Une perte de valeurs en
France.
C'est ce que dit Henri
Guaino. "Toutes les digues qui canalisent la violence ont cédé" . Pour le député UMP des Yvelines, "la
société est malade à force de tout laisser se défaire. Nous payons le prix du
renoncement à la morale, la nation, au modèle républicain, tout a été fait pour
que la politique ne puisse plus gouverner ". L'ex-conseiller spécial de
Nicolas Sarkozy s'interroge : "Nous avons élu un président qui a dit
vouloir mettre fin aux divisions provoquées par son prédécesseur. Nous sommes
désormais dans une situation où tout le monde est contre tout le monde à force
de n'écouter personne ". A la vérité, tous les pouvoirs sont
concernés : il suffit de se rappeler le discours de Grenoble du précédent
quinquennat.
Pas de débat au sein des formations politiques.
Justement, non. C'est bien là
le problème : aucune d'elles n'a réfléchi au phénomène, ce qui explique en
partie la crise de représentation que vivent aujourd'hui les partis qui ne font
pas ce travail de réflexion sur nos dérives sociétales. Chacun vit dans sa bulle.
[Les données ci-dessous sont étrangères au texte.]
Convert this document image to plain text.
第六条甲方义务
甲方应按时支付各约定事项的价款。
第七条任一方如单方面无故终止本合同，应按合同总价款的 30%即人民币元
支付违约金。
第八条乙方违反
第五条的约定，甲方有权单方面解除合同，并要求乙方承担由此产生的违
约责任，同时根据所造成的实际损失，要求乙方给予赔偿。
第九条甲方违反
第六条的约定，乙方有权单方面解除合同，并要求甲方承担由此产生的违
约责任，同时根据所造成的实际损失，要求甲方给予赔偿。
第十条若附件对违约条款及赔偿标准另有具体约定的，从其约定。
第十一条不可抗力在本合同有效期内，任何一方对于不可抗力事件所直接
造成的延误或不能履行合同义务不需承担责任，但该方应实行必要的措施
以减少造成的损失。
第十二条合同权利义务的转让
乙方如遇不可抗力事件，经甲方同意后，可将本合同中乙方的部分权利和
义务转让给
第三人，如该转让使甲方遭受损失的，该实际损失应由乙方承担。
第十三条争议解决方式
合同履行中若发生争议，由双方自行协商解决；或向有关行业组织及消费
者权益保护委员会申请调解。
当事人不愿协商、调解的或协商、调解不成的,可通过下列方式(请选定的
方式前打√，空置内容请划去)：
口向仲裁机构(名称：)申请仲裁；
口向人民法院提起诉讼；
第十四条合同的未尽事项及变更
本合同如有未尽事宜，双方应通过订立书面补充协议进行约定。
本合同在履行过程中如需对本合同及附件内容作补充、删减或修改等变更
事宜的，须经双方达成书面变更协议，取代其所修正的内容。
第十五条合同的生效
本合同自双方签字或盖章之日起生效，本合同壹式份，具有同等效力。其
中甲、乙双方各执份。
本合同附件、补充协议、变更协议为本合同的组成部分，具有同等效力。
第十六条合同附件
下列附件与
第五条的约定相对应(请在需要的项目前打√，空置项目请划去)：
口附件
Les politiques du coup sont désarmés.
L'évolution des médias a changé la
donne.
La cavale du tireur fou
aurait fait il y a trente ans la une des 20h
et les manchettes des grands journaux du lendemain. Le temps médiatique s'est
accéléré, la traque est vécue en direct sur les chaines d'information continue,
comme cela se passe aux Etats-Unis. La peur fait irruption au bureau, chez soi
dans le salon. C'est ainsi depuis le 11 septembre, il faut vivre avec. Les
politiques en sont souvent réduits à commenter ce film permanent. De l'écotaxe
et ses destructions, à la traque du tireur fou, ils se doivent d'être dans
l'épisode du jour, sous peine de disparaître. Notre société vit une forme de
décompensation, qui produit une violence désinhibée. Et rien n'indique que cela
va s'apaiser.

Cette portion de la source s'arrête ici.